738.3915/434

The Minister in the Dominican Republic (Schoenfeld) to the Secretary of State

No. 33

Sir: I have the honor to inform the Department that in conversation with the Minister of Foreign Affairs today, I inquired as to the present status of the relations between the Dominican Republic and Haiti.

Dr. Henríquez Ureña told me that this situation, in his view, had a dual aspect namely, with regard to the matter of the frontier between the two countries and, on the other hand, with regard to their general political relations.

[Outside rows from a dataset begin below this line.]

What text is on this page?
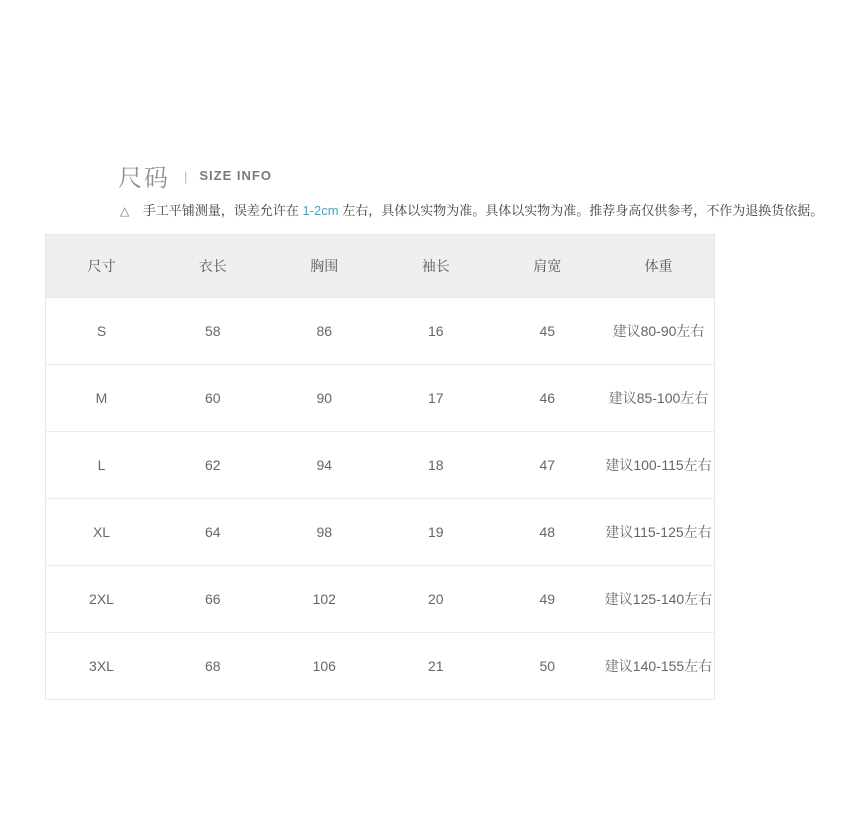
尺码 | SIZE INFO
△ 手工平铺测量，误差允许在 1-2cm 左右，具体以实物为准。具体以实物为准。推荐身高仅供参考，不作为退换货依据。
尺寸	衣长	胸围	袖长	肩宽	体重
S	58	86	16	45	建议80-90左右
M	60	90	17	46	建议85-100左右
L	62	94	18	47	建议100-115左右
XL	64	98	19	48	建议115-125左右
2XL	66	102	20	49	建议125-140左右
3XL	68	106	21	50	建议140-155左右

As to the former, the Dominican Government was anxious to terminate the boundary dispute which had been going on for some sixty years, not only for the sake of clarity as to the frontier itself but also in order to minimize the recurring and apparently inevitable friction in the frontier zone resulting from uncertainty as to the location of the boundary. There had been considerable infiltration of Haitians into Dominican territory and in some cases Haitian municipal authorities had even been set up in that territory. Dr. Henríquez Ureña … said that, unfortunately, the Haitian-Dominican Boundary Treaty of 1929 was far from scientific in its description of the frontier line to be delimited. Moreover, boundary marks already established in the northern part of the line had been destroyed by floods in some places and the Haitian Government seemed disinclined to restore them. So far as could be judged here in the light of information from the Dominican Legation in Port-au-Prince and from other sources, the Haitian Government was deliberately following its traditional policy of keeping the boundary question open. Dr. Henríquez, however, called my attention to the peculiar political conditions in Haiti which had not long since occasioned attacks by the Opposition to the Haitian Administration upon the legality of a treaty concluded without the sanction of the Haitian Congress not then in existence. He added that perhaps this fact had made it seem inadvisable for the Haitian Government to show greater energy in the execution of the treaty.

The Minister told me in confidence that both he and his father, Dr. Francisco Henríquez y Carajal, Dominican Minister in Port-au-Prince, were in hopes of arranging for direct personal conversations as to the boundary question between the Dominican and Haitian Ministers of Foreign Affairs, such conversations possibly to be initiated in Port-au-Prince and continued in this Capital. Dr. Henríquez Ureña said he had long standing and friendly personal relations with Monsieur Léger, Haitian Minister of Foreign Affairs, and with other [Page 789] Haitian officials; he was therefore hopeful that the efforts now being made to prepare the way for such conversations would be facilitated. He thought his visit to Port-au-Prince would not take place before December or January next.

As to the other aspect of Dominican-Haitian relations, the Minister of Foreign Affairs said that the Dominican Government was conscious of an attitude rather less than friendly on the part of the Haitian Government towards the Trujillo Administration. The explanation for this state of affairs was not very clear even in the mind of the Dominican Government, but the Minister was inclined again to attribute it to domestic political conditions in Haiti.

. . . . . . . . . . . . . .

All these circumstances, the Minister pointed out, indicated the necessity for a continued effort on the part of this Government to clear up existing misunderstandings with its neighbor, with whom the Dominican Government had no desire but to live in perfect and fraternal amity. It was the Minister’s intention, should the conversations above mentioned eventuate, also to sound the Haitian Government at that time as to the possibility of clearing the political atmosphere and eliminating the present state of mutual suspicion.

A copy of this despatch is being transmitted to the Legation in Port-au-Prince for its strictly confidential information.